Getting a new puppy can be a wonderful time full of new adventures, however, many questions may arise once your new puppy arrives home. Here is an abbreviated list of common concerns that can help you get a jump start toward that perfect canine companion.
It is very important to have your puppy seen by your veterinarian within the first few days of arriving home. During this appointment, your veterinarian can identify if there are any medical concerns that need to be addressed and to design their personalized parasite and vaccine plan. We will also discuss microchip identification, spay/neuter recommendations, what type of food and how much to feed, and even how to brush your dog’s teeth.
Now that you know your puppy is healthy it is time to start training. This includes everything from potty training to obedience and socialization. The endless resources that are available can be overwhelming. I recommend “Perfect Puppy in 7 Days: How to Start Your Puppy Off Right”, by Dr. Sophia Yin and “The Perfect Puppy”, by Gwen Bailey, 2017 edition. The SPCA for Monterey County website also has good resources and offers local classes. Starting with obedience training at home and progressing to classes once vaccinated can be very beneficial to your relationship with your new family member. These interactions early on can help set a puppy up for a well mannered relationship with the family and other pets.

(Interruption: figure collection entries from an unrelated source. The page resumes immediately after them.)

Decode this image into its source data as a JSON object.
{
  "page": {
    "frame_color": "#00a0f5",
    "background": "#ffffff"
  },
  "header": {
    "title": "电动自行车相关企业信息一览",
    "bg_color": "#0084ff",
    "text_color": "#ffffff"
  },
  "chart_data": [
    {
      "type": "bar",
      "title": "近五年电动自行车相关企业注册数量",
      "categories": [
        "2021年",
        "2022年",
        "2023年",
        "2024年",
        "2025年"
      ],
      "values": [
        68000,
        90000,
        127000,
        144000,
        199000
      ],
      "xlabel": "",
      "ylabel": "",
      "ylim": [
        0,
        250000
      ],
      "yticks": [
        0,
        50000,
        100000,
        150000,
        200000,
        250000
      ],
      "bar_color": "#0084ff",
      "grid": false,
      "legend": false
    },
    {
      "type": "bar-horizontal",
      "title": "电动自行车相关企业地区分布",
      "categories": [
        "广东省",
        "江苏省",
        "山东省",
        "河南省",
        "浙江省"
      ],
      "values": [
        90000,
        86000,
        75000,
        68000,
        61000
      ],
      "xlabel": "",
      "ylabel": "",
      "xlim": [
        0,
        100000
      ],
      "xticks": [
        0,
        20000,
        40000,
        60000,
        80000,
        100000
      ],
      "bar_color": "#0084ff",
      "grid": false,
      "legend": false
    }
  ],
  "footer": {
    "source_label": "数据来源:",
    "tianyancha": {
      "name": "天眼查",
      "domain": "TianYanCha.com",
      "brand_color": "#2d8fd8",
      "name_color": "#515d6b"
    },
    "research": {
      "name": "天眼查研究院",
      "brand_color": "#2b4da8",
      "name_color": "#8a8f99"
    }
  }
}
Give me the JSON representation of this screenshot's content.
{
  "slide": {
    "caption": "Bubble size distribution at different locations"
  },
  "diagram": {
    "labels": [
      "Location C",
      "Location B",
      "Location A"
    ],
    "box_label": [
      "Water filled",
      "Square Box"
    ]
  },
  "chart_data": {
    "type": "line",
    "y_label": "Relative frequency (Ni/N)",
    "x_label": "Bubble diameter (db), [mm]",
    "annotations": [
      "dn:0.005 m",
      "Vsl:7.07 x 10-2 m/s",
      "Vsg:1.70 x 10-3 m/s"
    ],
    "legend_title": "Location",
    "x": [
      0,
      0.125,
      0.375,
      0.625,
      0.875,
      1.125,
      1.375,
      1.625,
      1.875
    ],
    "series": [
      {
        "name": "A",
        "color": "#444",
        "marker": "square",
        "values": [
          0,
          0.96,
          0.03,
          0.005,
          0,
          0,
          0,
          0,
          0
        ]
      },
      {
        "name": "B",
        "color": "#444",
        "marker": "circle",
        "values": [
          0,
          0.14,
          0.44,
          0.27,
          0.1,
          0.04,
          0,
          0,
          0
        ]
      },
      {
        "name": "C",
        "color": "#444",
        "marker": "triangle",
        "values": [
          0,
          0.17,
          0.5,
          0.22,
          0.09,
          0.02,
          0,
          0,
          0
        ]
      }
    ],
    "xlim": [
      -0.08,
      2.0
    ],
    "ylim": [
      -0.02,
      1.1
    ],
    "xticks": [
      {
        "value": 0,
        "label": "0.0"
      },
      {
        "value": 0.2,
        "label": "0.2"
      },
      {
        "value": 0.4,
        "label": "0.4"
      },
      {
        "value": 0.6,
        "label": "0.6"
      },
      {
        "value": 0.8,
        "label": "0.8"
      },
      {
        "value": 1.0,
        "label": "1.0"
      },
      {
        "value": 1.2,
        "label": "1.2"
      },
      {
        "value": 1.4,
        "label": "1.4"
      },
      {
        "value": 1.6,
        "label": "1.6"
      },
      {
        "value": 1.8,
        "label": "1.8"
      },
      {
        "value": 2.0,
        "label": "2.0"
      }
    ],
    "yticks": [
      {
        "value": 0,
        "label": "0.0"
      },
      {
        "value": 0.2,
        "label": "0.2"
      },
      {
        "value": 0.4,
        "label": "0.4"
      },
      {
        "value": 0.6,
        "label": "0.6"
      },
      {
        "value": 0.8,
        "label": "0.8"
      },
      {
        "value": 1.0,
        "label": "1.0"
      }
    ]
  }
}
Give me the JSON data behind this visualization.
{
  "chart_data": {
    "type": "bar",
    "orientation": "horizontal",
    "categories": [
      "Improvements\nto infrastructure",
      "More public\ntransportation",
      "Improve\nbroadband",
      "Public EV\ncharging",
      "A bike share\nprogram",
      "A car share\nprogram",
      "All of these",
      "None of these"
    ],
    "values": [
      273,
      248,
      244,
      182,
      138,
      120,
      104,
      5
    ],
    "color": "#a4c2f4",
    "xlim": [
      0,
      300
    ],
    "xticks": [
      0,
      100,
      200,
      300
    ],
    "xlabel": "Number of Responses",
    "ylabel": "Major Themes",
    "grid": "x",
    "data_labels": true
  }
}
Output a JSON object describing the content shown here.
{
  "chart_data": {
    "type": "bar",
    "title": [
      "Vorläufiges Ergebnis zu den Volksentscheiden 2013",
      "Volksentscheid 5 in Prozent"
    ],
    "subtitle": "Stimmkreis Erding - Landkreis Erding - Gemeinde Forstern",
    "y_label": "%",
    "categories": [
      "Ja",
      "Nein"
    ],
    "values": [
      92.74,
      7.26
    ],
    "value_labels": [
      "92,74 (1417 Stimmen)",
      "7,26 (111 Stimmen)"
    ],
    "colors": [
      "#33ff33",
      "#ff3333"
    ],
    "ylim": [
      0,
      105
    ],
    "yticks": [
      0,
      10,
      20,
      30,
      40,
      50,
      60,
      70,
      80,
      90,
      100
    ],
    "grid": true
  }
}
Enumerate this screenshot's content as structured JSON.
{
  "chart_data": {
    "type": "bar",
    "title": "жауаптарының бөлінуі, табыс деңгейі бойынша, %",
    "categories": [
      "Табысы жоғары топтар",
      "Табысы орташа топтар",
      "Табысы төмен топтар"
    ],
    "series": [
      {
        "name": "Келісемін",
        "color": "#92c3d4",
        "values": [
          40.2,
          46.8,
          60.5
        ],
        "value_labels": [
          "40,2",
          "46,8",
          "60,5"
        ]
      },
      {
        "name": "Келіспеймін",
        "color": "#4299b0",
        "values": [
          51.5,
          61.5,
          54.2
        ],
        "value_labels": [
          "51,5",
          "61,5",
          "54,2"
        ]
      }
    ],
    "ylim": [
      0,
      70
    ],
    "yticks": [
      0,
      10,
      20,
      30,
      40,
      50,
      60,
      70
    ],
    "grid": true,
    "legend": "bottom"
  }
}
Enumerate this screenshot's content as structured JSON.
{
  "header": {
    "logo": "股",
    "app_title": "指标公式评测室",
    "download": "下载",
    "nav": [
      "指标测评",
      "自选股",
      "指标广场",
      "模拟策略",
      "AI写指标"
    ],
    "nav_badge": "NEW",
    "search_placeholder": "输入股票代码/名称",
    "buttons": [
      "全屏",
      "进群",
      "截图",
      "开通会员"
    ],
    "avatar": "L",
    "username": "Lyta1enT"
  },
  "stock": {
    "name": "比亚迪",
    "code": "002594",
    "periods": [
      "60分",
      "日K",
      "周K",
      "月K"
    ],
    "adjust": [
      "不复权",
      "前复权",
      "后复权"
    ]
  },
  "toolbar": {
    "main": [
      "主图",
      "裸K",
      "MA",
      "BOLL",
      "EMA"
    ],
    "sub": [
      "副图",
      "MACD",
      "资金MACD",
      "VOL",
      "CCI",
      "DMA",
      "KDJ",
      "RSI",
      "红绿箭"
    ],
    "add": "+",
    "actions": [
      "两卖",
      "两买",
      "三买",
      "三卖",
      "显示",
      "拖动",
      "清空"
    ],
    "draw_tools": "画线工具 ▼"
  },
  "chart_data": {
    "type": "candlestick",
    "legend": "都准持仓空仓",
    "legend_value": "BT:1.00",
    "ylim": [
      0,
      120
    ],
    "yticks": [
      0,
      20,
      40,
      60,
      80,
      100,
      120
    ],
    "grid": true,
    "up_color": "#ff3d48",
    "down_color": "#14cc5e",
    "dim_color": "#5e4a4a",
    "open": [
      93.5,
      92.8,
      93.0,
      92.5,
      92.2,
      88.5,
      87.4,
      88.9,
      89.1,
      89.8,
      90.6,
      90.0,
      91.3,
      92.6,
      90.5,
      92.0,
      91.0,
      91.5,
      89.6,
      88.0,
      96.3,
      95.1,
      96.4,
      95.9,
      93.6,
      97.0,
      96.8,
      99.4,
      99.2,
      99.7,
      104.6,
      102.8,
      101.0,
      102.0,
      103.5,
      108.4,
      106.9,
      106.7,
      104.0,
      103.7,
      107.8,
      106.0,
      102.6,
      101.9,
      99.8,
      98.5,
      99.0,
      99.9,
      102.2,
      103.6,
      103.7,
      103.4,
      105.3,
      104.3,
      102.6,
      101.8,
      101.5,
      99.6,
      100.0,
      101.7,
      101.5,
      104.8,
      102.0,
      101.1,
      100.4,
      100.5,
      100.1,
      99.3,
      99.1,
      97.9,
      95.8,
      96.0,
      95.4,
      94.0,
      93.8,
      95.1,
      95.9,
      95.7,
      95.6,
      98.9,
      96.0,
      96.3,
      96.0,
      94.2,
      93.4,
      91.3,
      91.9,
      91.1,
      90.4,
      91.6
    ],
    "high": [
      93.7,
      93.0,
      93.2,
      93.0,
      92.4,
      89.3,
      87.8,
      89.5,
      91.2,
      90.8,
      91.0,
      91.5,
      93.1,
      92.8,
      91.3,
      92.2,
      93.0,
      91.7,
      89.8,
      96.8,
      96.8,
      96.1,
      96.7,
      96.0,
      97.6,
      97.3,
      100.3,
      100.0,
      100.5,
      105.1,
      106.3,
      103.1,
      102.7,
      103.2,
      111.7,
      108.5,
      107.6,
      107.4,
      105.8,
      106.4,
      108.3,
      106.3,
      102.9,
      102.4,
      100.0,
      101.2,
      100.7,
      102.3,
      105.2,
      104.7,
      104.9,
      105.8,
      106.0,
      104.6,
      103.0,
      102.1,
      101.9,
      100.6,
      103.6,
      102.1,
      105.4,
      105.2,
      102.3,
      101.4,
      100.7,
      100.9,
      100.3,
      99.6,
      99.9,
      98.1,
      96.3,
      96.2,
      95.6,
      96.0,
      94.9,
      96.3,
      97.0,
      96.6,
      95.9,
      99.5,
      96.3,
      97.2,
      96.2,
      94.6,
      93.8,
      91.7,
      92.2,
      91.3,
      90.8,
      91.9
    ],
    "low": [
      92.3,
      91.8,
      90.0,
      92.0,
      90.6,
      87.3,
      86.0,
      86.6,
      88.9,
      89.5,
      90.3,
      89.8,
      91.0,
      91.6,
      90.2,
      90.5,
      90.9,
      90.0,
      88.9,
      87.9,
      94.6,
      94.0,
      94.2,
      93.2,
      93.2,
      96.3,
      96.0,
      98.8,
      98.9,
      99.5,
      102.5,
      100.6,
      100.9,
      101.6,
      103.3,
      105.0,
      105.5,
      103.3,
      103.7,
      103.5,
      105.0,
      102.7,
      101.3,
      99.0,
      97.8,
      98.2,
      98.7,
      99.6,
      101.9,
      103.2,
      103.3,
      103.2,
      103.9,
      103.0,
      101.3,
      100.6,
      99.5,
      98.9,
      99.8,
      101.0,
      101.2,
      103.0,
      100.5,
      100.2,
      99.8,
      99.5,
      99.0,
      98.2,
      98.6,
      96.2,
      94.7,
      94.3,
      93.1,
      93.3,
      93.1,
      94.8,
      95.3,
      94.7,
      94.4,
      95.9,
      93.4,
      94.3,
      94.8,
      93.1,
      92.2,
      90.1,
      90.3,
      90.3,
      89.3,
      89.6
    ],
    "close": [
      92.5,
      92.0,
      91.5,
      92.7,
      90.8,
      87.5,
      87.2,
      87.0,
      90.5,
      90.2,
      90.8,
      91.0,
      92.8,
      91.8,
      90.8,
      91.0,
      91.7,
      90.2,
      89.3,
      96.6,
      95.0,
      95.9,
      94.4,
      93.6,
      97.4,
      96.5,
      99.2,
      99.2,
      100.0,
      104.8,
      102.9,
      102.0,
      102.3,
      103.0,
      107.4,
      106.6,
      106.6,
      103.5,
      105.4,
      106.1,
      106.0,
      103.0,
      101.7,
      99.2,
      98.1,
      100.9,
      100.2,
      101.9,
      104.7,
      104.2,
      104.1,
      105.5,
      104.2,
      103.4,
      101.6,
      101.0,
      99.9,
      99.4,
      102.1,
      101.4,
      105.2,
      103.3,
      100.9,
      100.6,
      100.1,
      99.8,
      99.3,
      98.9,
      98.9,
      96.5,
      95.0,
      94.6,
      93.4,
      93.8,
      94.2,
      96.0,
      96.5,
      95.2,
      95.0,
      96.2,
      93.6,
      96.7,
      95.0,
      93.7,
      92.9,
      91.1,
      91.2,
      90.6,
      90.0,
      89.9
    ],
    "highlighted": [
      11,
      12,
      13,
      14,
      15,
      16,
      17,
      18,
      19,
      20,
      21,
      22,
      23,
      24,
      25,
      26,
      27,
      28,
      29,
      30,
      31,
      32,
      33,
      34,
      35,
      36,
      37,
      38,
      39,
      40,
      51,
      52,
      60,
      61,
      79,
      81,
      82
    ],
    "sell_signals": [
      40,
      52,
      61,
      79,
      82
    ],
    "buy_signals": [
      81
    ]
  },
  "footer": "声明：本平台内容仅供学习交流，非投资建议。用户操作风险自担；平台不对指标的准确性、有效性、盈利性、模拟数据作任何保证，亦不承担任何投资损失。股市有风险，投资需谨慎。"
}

It is very tempting to show off your puppy but keep in mind the world is a potentially hazardous place for young puppies. Places to specifically avoid prior to full vaccination are dog parks, the beach, hiking trails, the pet store and even your front yard. The goal is to limit a not fully vaccinated puppy’s exposure to places that may have been visited by wild animals or domestic animals that could be carrying disease or parasites until your puppy is fully protected (usually by 4 months of age). Some infectious diseases can survive in the environment for more than a year. Your fenced yard and inside your house are likely the safest place for your puppy. Friends can bring their adult, fully vaccinated dogs over to your house for supervised play and socialization.
Puppy training classes are a very important part of their development. It allows them to socialize with other people and dogs as well as learn manners and obedience. Remember that training your dog is as much about training yourself as them. Make sure that the class has vaccine requirements that are being enforced to limit infectious disease risk.
Puppies also love to eat and put everything in their mouths. While many things are benign, others can be toxic or get stuck in their intestines. Some of the more common exposures we see are chocolate, toxic plants, raisins, and xylitol (artificial sweetener). If your pet has consumed one of these or any other substance that you are not sure is safe, call your veterinarian or the ASPCA Pet Poison Hotline immediately. Common things that I have removed from inside puppies include dog toys and the stuffing, socks, undergarments, string, fishing line, fishing hooks, corn cobs, dish towels and childrens toys. Please provide age and size appropriate toys and discourage access to other potentially dangerous items.
A puppy is a lifelong commitment and if you invest heavily at the beginning it will pay dividends in the long run. Enjoy that puppy breath while it lasts!